Ein Aufweichen oder gar Aussetzen des LkSG durch die Regierung würde nicht nur die Gesetzgebungskompetenz des Bundestags untergraben, ein „Aussetzen“ eines vom Bundestag verabschiedeten Gesetzes ist im Grundgesetz nicht vorgesehen. Es wäre auch kontraproduktiv für die betroffenen Unternehmen. Wir teilen zwar die Absicht vieler Stakeholder, den Bürokratieabbau in Deutschland als Treiber einer beschleunigten Transformation anzugehen. Wir teilen aber nicht die Argumentation, dass neue menschenrechtliche und umweltbezogene Sorgfaltspflichten „Bürokratie“ darstellen.

Die Bundesregierung hat bereits umfangreiche Schritte zu Effizienzsteigerungen bei den Berichtspflichten für deutsche Unternehmen angekündigt. Mit dem erneuten Verschieben der Berichtspflichten aus dem LkSG ist die Bundesregierung den Anliegen einiger Unternehmen und ihrer Verbände bereits klar entgegengekommen. Eine weitere Verschlankung des LkSG sehen wir nicht als erforderlich an. Zukünftige Anpassungen des LkSG sollten vielmehr im Rahmen der nationalen Umsetzung der CSDDD erfolgen.
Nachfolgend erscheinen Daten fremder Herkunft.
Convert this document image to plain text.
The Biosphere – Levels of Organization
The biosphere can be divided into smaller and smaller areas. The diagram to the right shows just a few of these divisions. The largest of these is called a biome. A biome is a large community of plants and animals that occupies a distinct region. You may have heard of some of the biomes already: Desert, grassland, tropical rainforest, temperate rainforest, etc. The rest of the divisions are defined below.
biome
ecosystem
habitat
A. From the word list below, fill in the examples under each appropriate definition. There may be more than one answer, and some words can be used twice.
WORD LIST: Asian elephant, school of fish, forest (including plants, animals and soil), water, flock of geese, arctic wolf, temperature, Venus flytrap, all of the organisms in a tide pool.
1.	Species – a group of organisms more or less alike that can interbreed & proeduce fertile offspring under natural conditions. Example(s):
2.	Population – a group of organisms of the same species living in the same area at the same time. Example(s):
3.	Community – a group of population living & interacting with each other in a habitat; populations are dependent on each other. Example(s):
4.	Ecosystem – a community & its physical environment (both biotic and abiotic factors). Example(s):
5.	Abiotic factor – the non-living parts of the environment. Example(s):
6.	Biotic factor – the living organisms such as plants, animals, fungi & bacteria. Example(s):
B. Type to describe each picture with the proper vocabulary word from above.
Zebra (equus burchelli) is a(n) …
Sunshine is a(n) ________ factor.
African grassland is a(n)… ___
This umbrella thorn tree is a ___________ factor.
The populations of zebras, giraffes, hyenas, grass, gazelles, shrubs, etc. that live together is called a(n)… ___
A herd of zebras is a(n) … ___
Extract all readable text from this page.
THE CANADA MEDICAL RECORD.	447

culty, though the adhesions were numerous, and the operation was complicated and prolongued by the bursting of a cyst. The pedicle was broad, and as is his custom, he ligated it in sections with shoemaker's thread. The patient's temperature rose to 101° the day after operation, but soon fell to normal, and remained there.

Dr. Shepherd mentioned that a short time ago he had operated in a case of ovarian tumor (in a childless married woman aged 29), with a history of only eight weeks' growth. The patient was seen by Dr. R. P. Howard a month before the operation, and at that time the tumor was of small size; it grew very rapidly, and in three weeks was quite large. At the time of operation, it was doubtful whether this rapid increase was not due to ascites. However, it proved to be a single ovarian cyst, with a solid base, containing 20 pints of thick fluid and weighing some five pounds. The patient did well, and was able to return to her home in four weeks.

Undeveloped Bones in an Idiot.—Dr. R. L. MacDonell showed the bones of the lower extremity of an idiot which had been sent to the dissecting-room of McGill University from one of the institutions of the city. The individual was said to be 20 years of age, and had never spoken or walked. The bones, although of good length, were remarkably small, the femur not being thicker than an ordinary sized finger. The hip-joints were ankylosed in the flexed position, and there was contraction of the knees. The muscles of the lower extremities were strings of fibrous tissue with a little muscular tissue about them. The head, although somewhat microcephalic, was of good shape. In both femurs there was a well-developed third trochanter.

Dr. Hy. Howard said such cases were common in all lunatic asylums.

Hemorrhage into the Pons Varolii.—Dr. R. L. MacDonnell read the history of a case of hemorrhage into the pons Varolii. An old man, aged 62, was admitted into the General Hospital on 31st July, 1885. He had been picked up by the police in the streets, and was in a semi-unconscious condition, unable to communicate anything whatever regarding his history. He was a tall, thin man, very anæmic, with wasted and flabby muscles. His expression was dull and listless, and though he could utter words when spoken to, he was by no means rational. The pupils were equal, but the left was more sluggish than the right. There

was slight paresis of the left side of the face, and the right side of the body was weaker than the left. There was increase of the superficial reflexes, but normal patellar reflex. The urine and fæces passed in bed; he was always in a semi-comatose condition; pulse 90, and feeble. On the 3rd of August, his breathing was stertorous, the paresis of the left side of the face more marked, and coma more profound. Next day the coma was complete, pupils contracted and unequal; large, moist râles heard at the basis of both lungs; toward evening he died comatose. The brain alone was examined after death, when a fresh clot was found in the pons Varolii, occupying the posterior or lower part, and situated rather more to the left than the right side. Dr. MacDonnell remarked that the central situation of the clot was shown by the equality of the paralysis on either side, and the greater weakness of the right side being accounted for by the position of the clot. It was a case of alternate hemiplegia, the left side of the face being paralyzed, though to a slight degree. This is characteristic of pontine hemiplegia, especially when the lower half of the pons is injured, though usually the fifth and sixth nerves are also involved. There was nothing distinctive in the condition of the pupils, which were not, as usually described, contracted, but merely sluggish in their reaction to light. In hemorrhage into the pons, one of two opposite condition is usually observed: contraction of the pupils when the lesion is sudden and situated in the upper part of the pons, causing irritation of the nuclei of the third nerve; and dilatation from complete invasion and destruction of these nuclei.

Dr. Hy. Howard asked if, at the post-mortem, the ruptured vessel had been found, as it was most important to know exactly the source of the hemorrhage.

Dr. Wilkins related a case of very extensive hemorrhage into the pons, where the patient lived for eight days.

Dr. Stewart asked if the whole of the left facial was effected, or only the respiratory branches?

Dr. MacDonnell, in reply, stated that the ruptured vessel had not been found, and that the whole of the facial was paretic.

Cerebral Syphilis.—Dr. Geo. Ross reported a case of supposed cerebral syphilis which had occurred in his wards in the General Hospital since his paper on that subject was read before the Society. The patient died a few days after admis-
Für diesen Umsetzungsprozess in nationales Recht sehen wir die deutschen Unternehmen durch das LkSG in einer Vorreiterposition, die sich nach Inkrafttreten der CSDDD als wichtiger Wettbewerbsvorteil erweisen wird.

Bei der nationalen Umsetzung der CSDDD ist grundsätzlich zu beachten, dass die EU-Richtlinie Mindestanforderungen formuliert. Hinsichtlich der menschenrechtlichen und umweltbezogenen Schutzgüter, Klimapläne, Definition der Aktivitätskette, Ausgestaltung der Sorgfaltspflichten, Beteiligung von Interessensgruppen, Bußgeldhöhe, zivilrechtlichen Haftung und des Zugangs zu Recht müssen die Vorgaben der CSDDD daher mindestens vollumfänglich in das LkSG überführt werden. Ebenso wichtig ist, dass die CSDDD gemäß Artikel 1 Absatz 2 nicht dafür herangezogen werden darf, einen bereits national bestehenden Schutz der Menschenrechte und Umwelt abzuschwächen. Insbesondere darf der geltende persönliche Anwendungsbereich des deutschen LkSG daher nicht eingeschränkt werden. Denn eine zusätzliche Umsatzschwelle würde die Anzahl der in Deutschland erfassten Unternehmen je nach Schätzung um die Hälfte bis zwei Drittel reduzieren. Der Schutz von Umwelt und Menschenrechten in den Lieferketten der aus der Verantwortung entlassenen Unternehmen würde damit entgegen den Vorgaben der Richtlinie abgeschafft. Entsprechend verbietet sich in Deutschland auch eine stufenweise Anwendung, die im ersten Jahr mit Unternehmen ab 5.000 beginnen würde.